Liberals are seizing this argument to urge Congress and Obama to push for full-blown health care changes. There's no need for Democrats to compromise when they are the game's only players, these activists say.

Without question, Republicans approach Labor Day feeling far more upbeat about the ground they gained during the August recess. Some are confident that no amount of closed-door hand-holding of nervous Democratic lawmakers will reverse the momentum.

"After a disastrous month at home, the fact that Democrats' new health care strategy is to hide in Washington from the people who elected them to get health care passed shows what bad shape they're in," said Antonia Ferrier, spokeswoman for House Republican leader John Boehner of Ohio. The problem is not the sales pitch, she said, but "the product they're pushing."

The GOP's most effective attacks, many Democrats say, deal with Obama's questionable claim that the nation can significantly expand health coverage without increasing the deficit over 10 years.
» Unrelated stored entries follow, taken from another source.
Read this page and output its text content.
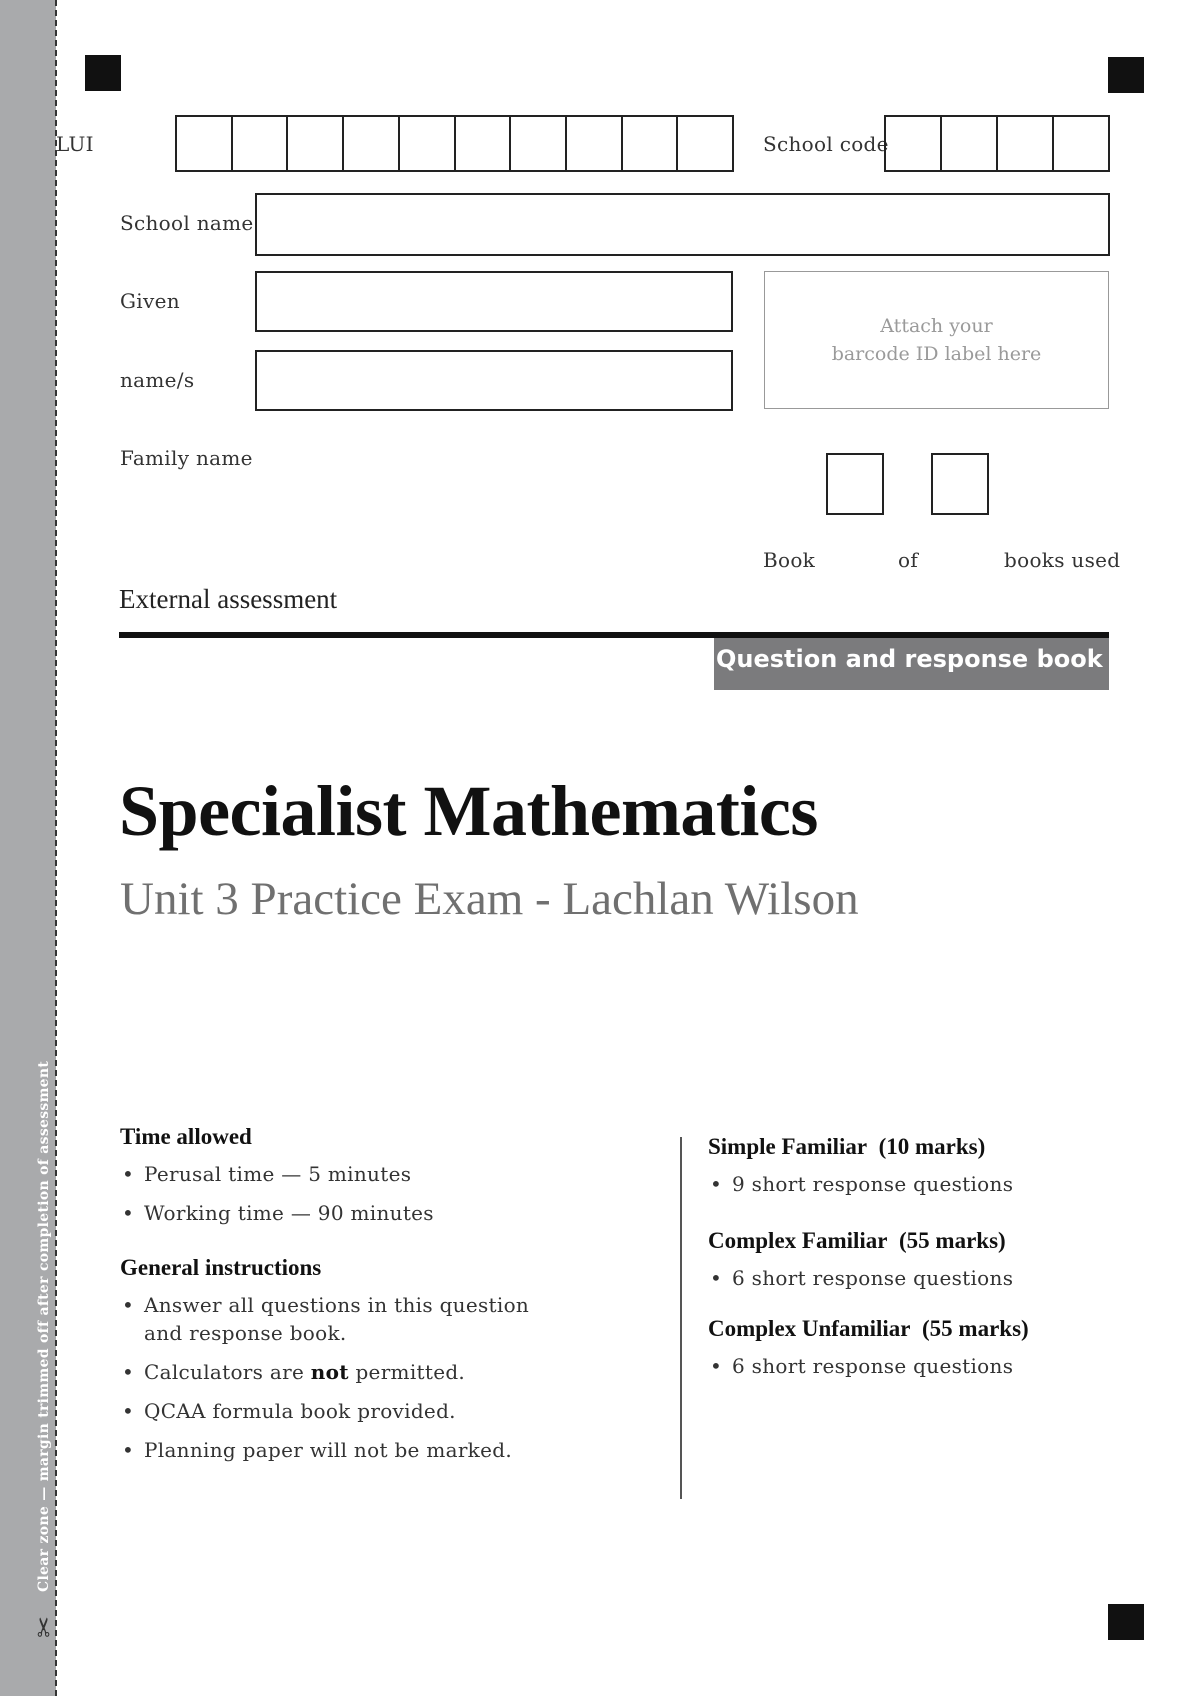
Clear zone — margin trimmed off after completion of assessment
✂
LUI	School code
School name
Given
name/s
Family name
Attach your
barcode ID label here
Book	of	books used
External assessment
Question and response book
Specialist Mathematics
Unit 3 Practice Exam - Lachlan Wilson
Time allowed
• Perusal time — 5 minutes
• Working time — 90 minutes
General instructions
• Answer all questions in this question and response book.
• Calculators are not permitted.
• QCAA formula book provided.
• Planning paper will not be marked.
Simple Familiar (10 marks)
• 9 short response questions
Complex Familiar (55 marks)
• 6 short response questions
Complex Unfamiliar (55 marks)
• 6 short response questions
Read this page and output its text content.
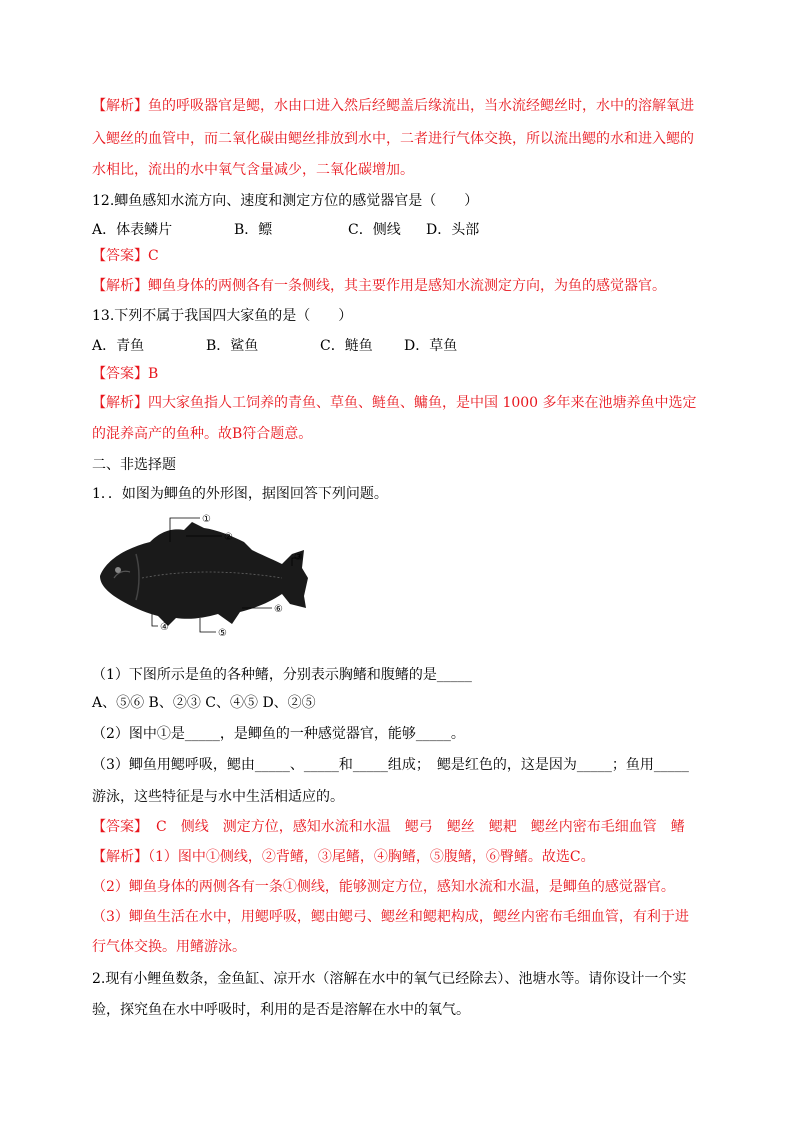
【解析】鱼的呼吸器官是鳃，水由口进入然后经鳃盖后缘流出，当水流经鳃丝时，水中的溶解氧进
入鳃丝的血管中，而二氧化碳由鳃丝排放到水中，二者进行气体交换，所以流出鳃的水和进入鳃的
水相比，流出的水中氧气含量减少，二氧化碳增加。
12.鲫鱼感知水流方向、速度和测定方位的感觉器官是（　　）
A．体表鳞片	B．鳔	C．侧线 D．头部
【答案】C
【解析】鲫鱼身体的两侧各有一条侧线，其主要作用是感知水流测定方向，为鱼的感觉器官。
13.下列不属于我国四大家鱼的是（　　）
A．青鱼	B．鲨鱼	C．鲢鱼 D．草鱼
【答案】B
【解析】四大家鱼指人工饲养的青鱼、草鱼、鲢鱼、鳙鱼，是中国 1000 多年来在池塘养鱼中选定
的混养高产的鱼种。故B符合题意。
二、非选择题
1．．如图为鲫鱼的外形图，据图回答下列问题。
①
②
③
④
⑤
⑥
（1）下图所示是鱼的各种鳍，分别表示胸鳍和腹鳍的是_____
A、⑤⑥ B、②③ C、④⑤ D、②⑤
（2）图中①是_____，是鲫鱼的一种感觉器官，能够_____。
（3）鲫鱼用鳃呼吸，鳃由_____、_____和_____组成；　鳃是红色的，这是因为_____；鱼用_____
游泳，这些特征是与水中生活相适应的。
【答案】 C　侧线　测定方位，感知水流和水温　鳃弓　鳃丝　鳃耙　鳃丝内密布毛细血管　鳍
【解析】（1）图中①侧线，②背鳍，③尾鳍，④胸鳍，⑤腹鳍，⑥臀鳍。故选C。
（2）鲫鱼身体的两侧各有一条①侧线，能够测定方位，感知水流和水温，是鲫鱼的感觉器官。
（3）鲫鱼生活在水中，用鳃呼吸，鳃由鳃弓、鳃丝和鳃耙构成，鳃丝内密布毛细血管，有利于进
行气体交换。用鳍游泳。
2.现有小鲤鱼数条，金鱼缸、凉开水（溶解在水中的氧气已经除去）、池塘水等。请你设计一个实
验，探究鱼在水中呼吸时，利用的是否是溶解在水中的氧气。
The nonpartisan Congressional Budget Office says none of the pending health plans would control long-term spending, and that ones with the elements Obama wants would expand the deficit by about $1 trillion over the next decade.

Trim the cost
Some Democrats say the congressional leaders will have to trim more costs from the health bills that have cleared one Senate committee and three House panels, even though it would antagonize liberals and make it harder to cover uninsured people, one of Obama's top goals.

"That's the kind of thing we're going to look at," said Van Hollen, a member of the House Democratic leadership.
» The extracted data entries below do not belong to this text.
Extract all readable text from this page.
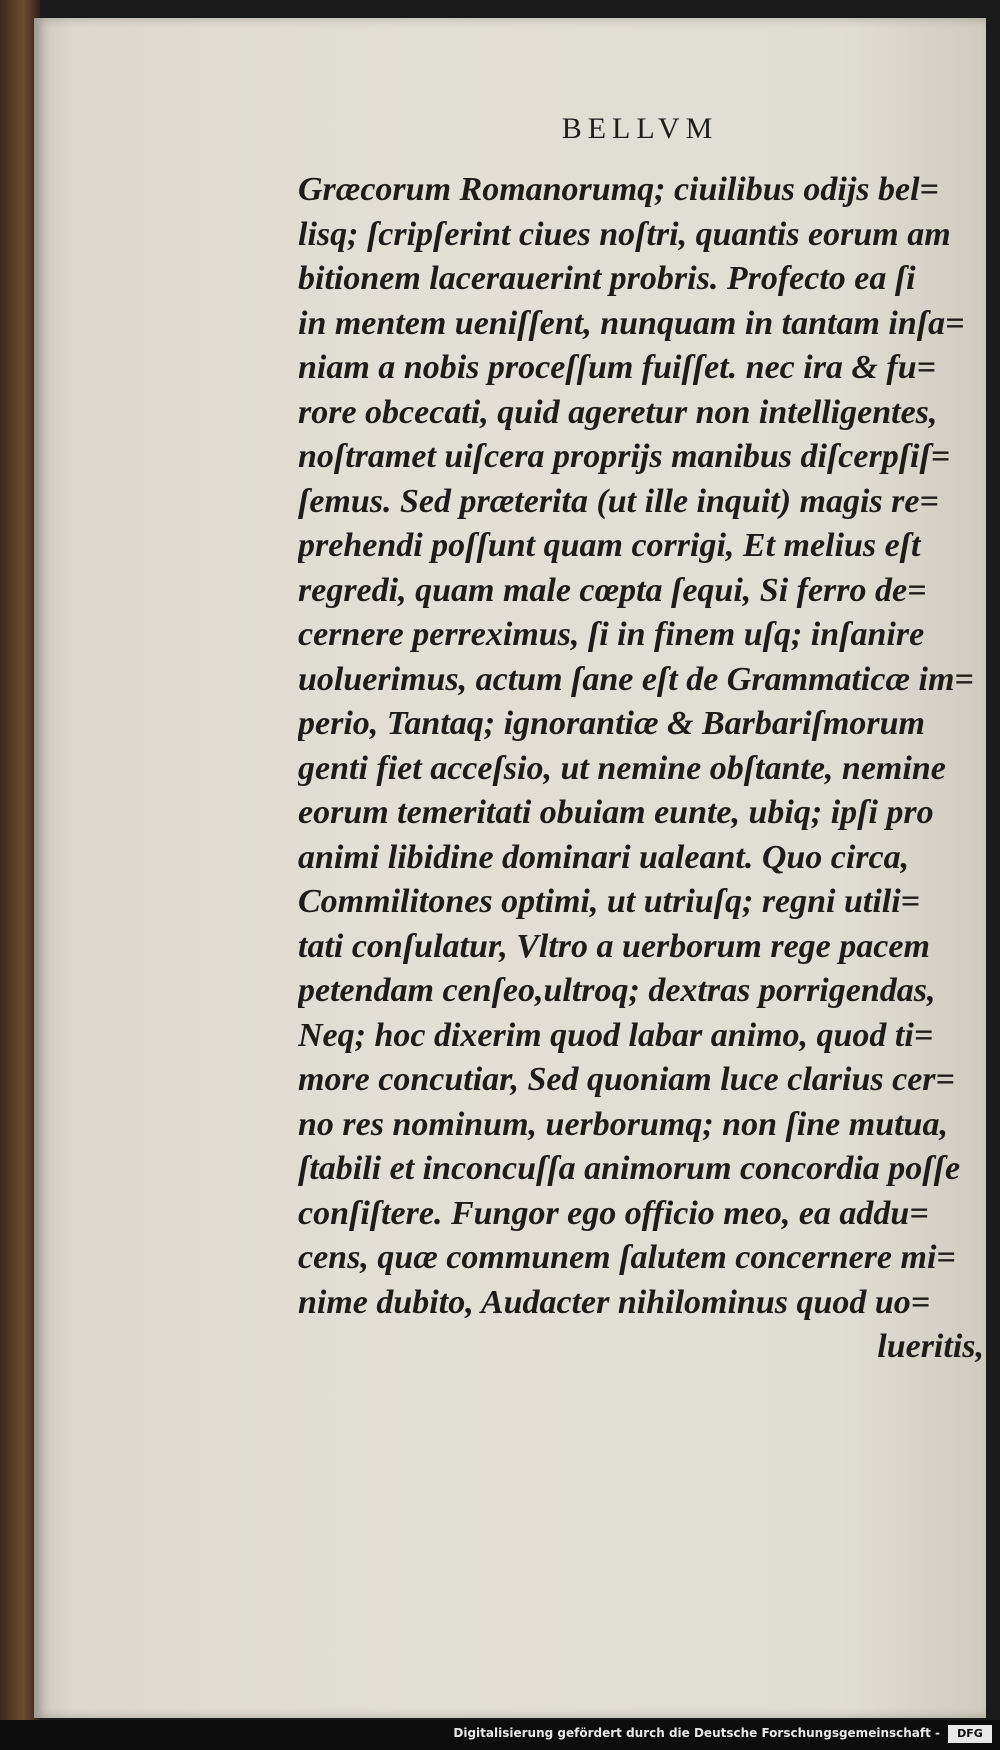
BELLVM
Græcorum Romanorumq; ciuilibus odijs bel=
lisq; ſcripſerint ciues noſtri, quantis eorum am
bitionem lacerauerint probris. Profecto ea ſi
in mentem ueniſſent, nunquam in tantam inſa=
niam a nobis proceſſum fuiſſet. nec ira & fu=
rore obcecati, quid ageretur non intelligentes,
noſtramet uiſcera proprijs manibus diſcerpſiſ=
ſemus. Sed præterita (ut ille inquit) magis re=
prehendi poſſunt quam corrigi, Et melius eſt
regredi, quam male cœpta ſequi, Si ferro de=
cernere perreximus, ſi in finem uſq; inſanire
uoluerimus, actum ſane eſt de Grammaticæ im=
perio, Tantaq; ignorantiæ & Barbariſmorum
genti fiet acceſsio, ut nemine obſtante, nemine
eorum temeritati obuiam eunte, ubiq; ipſi pro
animi libidine dominari ualeant. Quo circa,
Commilitones optimi, ut utriuſq; regni utili=
tati conſulatur, Vltro a uerborum rege pacem
petendam cenſeo,ultroq; dextras porrigendas,
Neq; hoc dixerim quod labar animo, quod ti=
more concutiar, Sed quoniam luce clarius cer=
no res nominum, uerborumq; non ſine mutua,
ſtabili et inconcuſſa animorum concordia poſſe
conſiſtere. Fungor ego officio meo, ea addu=
cens, quæ communem ſalutem concernere mi=
nime dubito, Audacter nihilominus quod uo=
lueritis,
Digitalisierung gefördert durch die Deutsche Forschungsgemeinschaft -	DFG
In the Senate, many members see almost no hope that a workable bipartisan plan will emerge from protracted negotiations in the Finance Committee. And the death of Sen. Edward M. Kennedy deprives Democrats of not only a leader on health care, but also a potential 60th vote to overcome Republican filibusters.

Democrats have not ruled out the possibility of using a strong-arm tactic, called "budget reconciliation," to pass some of the health care proposals with a simple majority in the 100-member Senate.

But that divisive strategy "would wreck our health care system and wreck the Democratic Party," Sen. Lamar Alexander, R-Tenn., told reporters Tuesday. "The intensity on this issue is like nothing I've seen across the country in a long, long time."